November 29, 2025
Pigeons vs averages: FIGHT!
The undeserved status of the pigeon-hole principle (EWD 1094)
Math legend dunks on “pigeonhole”; commenters squawk over pigeons vs averages
TLDR: Dijkstra says the pigeonhole trick is overhyped and should be framed as “the maximum is at least the average.” Commenters split between loving the clean math and defending the bird metaphor as easier for beginners, sparking a side debate on proof styles and teaching clarity.
In a spicy blast from computer-science icon Edsger Dijkstra, the essay claims the famous “pigeonhole principle” gets too much awe and should be rephrased as the simple idea that the maximum is at least the average. He calls the pigeon/box metaphor “noise” and says the generalized version is stronger. Cue the comments section turning into a coop fight. One camp cheered the clean, math-first framing—“ditch the bird cages, keep the numbers”—while others accused Dijkstra of professional blindness, saying regular people grasp pigeons way faster than averages. One reader even admitted, “I thought this was parody,” arguing the “bad” pigeon version is actually easier to understand.
Then came the philosophy squad: a bold take declared the pigeonhole principle “just the Law of Excluded Middle with extra slots”—that’s the idea that something is either in one category or another—adding that proofs by contradiction aren’t chic. Another thread rallied behind constructive proofs, urging folks to cut double negatives and make arguments feel more hands-on, even if reductio ad absurdum (proving the opposite is absurd) helps. Meanwhile, jokesters asked if pigeons were unionizing, memed “Average vs Max: Cage Match,” and turned Dijkstra’s German vibe—“Schubfach prinzip”—into a posh branding exercise. The German Soccer Lotto cameo? Commenters called it the bonus level of bird math.
Key Points
- •The article criticizes traditional pigeon-hole formulations as overspecific and metaphor-heavy, obscuring the principle’s arithmetic nature.
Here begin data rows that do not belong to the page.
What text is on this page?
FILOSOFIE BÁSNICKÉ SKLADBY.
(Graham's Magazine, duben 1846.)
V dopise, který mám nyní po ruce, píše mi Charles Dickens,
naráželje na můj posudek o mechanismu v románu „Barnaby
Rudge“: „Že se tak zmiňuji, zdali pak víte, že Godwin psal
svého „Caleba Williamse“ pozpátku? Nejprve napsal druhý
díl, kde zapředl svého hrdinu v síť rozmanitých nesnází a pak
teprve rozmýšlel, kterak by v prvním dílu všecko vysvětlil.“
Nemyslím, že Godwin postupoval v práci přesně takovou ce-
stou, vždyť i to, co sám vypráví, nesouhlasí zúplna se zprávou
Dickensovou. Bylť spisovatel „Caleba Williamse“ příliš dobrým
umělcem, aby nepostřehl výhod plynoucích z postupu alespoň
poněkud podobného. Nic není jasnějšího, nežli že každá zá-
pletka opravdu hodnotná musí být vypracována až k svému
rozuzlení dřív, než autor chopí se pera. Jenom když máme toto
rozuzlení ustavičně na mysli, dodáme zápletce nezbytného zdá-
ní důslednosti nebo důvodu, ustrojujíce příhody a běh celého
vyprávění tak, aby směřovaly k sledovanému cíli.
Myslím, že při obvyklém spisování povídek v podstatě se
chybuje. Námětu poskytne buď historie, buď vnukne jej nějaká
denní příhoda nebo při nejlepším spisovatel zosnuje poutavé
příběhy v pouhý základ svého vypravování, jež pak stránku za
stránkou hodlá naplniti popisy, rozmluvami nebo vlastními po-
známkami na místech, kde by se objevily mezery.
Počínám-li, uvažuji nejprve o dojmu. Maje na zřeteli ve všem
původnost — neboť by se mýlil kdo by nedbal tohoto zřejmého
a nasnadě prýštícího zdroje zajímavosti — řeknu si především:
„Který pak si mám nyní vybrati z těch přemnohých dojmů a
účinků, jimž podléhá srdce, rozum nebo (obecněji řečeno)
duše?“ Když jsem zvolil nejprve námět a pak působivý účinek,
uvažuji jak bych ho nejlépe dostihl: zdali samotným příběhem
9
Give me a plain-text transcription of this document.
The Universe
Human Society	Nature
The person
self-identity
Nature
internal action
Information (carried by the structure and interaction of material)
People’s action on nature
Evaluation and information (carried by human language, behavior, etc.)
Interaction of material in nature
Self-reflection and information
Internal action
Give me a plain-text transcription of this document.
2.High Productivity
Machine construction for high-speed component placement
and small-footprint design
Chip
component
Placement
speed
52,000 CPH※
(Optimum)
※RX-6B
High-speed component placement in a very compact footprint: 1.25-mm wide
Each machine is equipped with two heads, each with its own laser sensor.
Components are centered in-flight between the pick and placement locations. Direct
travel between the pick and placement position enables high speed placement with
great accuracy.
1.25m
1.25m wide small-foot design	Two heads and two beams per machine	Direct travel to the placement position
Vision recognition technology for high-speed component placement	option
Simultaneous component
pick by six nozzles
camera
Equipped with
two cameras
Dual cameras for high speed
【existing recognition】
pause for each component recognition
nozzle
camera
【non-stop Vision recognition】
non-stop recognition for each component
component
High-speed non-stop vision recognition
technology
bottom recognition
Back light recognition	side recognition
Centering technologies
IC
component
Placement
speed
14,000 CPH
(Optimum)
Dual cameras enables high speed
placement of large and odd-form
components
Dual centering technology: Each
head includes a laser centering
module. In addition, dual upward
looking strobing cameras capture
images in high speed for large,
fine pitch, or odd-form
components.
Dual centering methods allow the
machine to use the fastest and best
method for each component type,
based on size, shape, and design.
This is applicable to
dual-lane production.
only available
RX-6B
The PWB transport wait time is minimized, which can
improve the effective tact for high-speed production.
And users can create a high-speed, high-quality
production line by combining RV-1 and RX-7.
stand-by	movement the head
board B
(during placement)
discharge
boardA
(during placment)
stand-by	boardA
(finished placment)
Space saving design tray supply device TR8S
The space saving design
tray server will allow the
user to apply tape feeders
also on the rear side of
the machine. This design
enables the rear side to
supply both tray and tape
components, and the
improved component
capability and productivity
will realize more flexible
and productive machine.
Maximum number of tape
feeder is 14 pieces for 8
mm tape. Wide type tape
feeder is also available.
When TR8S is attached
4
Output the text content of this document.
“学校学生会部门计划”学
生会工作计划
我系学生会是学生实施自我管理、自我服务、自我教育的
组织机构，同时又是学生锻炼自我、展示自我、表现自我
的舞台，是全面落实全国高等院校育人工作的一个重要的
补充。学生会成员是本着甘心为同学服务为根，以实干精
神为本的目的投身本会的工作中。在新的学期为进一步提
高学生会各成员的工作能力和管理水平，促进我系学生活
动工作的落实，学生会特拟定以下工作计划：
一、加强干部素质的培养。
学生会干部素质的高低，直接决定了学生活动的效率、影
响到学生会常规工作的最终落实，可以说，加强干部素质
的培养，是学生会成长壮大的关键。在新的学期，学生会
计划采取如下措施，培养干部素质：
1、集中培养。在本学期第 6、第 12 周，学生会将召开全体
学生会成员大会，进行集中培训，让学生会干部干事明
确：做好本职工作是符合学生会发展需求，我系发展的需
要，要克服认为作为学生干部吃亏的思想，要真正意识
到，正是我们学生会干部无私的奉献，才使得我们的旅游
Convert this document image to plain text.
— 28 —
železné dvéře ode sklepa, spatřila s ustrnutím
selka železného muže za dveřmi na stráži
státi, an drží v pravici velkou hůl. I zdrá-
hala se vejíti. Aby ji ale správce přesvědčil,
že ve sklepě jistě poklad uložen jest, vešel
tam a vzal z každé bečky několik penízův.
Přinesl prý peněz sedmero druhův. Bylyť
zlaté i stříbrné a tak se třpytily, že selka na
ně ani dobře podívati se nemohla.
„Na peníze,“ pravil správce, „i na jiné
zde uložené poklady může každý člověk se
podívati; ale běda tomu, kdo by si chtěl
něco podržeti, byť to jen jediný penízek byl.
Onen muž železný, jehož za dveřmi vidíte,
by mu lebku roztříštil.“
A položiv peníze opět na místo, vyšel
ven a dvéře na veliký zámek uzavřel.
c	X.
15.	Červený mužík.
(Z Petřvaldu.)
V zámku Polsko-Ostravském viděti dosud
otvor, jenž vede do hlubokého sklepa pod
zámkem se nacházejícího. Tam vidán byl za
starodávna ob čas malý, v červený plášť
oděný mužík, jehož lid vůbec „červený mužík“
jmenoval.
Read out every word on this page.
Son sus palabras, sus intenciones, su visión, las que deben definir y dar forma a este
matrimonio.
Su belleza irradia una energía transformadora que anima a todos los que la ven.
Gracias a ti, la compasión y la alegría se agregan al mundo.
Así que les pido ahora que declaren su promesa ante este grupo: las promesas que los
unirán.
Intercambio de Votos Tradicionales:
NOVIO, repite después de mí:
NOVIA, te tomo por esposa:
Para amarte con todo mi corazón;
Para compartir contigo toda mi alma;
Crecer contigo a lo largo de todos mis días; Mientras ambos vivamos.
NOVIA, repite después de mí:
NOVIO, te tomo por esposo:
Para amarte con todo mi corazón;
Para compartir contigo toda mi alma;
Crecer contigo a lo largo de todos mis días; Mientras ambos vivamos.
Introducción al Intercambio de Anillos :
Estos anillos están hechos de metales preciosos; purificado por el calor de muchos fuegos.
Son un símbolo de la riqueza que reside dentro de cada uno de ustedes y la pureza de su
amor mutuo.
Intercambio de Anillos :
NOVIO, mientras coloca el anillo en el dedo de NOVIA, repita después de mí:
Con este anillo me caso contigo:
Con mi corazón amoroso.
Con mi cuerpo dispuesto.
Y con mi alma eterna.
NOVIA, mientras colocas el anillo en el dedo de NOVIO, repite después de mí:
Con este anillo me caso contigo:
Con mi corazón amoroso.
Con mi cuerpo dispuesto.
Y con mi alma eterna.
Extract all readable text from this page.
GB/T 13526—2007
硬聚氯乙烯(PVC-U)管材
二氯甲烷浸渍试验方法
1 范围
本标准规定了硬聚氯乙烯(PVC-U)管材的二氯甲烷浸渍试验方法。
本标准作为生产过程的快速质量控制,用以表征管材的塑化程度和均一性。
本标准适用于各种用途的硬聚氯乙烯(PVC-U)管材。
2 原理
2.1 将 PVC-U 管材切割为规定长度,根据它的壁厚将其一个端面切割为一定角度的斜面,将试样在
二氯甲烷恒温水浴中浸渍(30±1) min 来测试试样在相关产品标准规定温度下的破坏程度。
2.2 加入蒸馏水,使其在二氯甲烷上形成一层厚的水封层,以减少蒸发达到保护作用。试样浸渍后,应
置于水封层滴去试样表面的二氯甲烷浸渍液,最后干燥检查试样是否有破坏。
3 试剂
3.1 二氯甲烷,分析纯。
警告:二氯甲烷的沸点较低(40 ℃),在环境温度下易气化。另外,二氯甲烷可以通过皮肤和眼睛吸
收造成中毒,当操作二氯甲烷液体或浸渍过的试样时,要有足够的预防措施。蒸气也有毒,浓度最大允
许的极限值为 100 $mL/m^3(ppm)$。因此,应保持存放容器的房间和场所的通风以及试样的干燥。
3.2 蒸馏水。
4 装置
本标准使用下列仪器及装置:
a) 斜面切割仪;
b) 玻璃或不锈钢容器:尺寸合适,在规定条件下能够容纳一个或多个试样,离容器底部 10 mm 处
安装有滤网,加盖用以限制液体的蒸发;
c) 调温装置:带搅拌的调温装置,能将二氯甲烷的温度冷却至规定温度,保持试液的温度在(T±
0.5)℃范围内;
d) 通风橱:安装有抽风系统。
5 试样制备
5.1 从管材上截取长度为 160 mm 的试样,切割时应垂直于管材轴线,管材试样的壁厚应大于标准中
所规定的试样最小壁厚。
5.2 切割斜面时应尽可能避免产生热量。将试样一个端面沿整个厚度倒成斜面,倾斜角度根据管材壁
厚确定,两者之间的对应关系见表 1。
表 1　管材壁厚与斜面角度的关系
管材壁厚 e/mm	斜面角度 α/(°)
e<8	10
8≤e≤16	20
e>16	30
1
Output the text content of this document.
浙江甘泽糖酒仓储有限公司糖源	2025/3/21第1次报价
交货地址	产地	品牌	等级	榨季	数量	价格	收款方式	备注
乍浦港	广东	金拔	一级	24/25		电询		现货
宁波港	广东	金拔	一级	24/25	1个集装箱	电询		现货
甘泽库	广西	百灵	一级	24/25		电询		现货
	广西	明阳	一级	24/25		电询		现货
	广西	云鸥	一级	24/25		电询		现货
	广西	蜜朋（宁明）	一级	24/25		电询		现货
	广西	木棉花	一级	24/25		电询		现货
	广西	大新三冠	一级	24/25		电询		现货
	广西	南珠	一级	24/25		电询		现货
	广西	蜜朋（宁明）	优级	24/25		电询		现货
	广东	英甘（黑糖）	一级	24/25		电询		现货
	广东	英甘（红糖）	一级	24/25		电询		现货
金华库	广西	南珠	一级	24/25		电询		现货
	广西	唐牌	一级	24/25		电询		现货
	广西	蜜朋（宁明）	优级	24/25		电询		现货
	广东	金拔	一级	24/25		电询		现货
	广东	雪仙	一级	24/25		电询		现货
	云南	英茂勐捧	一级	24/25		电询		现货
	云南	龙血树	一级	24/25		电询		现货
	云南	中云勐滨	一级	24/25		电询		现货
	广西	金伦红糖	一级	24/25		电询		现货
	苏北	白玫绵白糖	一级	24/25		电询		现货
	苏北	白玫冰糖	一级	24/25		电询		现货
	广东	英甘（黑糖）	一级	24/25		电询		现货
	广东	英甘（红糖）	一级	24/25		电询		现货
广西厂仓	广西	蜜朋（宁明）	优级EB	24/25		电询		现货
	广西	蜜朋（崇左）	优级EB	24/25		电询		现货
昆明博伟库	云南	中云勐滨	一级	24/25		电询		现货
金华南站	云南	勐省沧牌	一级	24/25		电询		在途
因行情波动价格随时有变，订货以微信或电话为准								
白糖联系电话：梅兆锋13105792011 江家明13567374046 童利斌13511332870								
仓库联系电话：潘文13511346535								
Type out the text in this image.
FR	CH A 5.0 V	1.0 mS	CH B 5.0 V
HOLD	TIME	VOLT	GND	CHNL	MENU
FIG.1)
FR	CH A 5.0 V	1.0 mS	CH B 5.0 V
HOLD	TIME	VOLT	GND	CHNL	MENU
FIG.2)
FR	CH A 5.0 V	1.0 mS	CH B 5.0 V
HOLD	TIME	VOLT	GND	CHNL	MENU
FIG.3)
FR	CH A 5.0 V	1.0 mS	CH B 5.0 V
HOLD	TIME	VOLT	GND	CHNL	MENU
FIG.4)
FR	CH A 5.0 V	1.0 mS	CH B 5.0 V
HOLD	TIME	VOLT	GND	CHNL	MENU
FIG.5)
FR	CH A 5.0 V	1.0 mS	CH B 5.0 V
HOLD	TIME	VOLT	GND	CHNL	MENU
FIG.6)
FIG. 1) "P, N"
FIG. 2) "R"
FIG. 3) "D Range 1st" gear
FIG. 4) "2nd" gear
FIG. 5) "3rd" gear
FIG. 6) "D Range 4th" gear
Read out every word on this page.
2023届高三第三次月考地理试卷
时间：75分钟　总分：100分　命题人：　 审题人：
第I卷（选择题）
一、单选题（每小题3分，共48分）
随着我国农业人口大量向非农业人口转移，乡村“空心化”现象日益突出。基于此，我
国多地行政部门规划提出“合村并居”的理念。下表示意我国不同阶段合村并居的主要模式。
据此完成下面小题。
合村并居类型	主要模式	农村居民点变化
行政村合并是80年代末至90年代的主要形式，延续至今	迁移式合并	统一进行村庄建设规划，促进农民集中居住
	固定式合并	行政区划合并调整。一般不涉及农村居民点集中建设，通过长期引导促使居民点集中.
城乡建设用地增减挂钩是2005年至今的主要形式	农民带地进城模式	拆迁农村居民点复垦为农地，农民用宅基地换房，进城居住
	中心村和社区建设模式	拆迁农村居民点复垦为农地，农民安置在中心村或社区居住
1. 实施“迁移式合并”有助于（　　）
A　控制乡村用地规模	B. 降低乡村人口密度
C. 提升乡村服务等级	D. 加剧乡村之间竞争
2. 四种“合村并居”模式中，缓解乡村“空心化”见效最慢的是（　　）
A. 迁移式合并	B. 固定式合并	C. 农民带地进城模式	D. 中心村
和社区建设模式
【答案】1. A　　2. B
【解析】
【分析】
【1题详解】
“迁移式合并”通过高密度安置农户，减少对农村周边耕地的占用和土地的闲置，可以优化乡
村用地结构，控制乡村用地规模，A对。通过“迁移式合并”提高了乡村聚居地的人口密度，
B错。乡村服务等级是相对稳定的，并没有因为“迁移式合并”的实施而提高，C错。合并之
- •It proposes a generalized formulation: in a finite set of real numbers, the maximum is at least the average and the minimum is at most the average.
- •The article highlights logical equivalence between the traditional statement and its contrapositive, cautioning against misleading visual interpretations.
- •It advises against reading inequalities as conceptually different when they state the same relationship (e.g., average ≤ maximum vs. maximum ≥ average).
- •The generalized formulation is presented as strictly stronger and more broadly applicable, with a mention of the German Soccer Lotto problem as an example.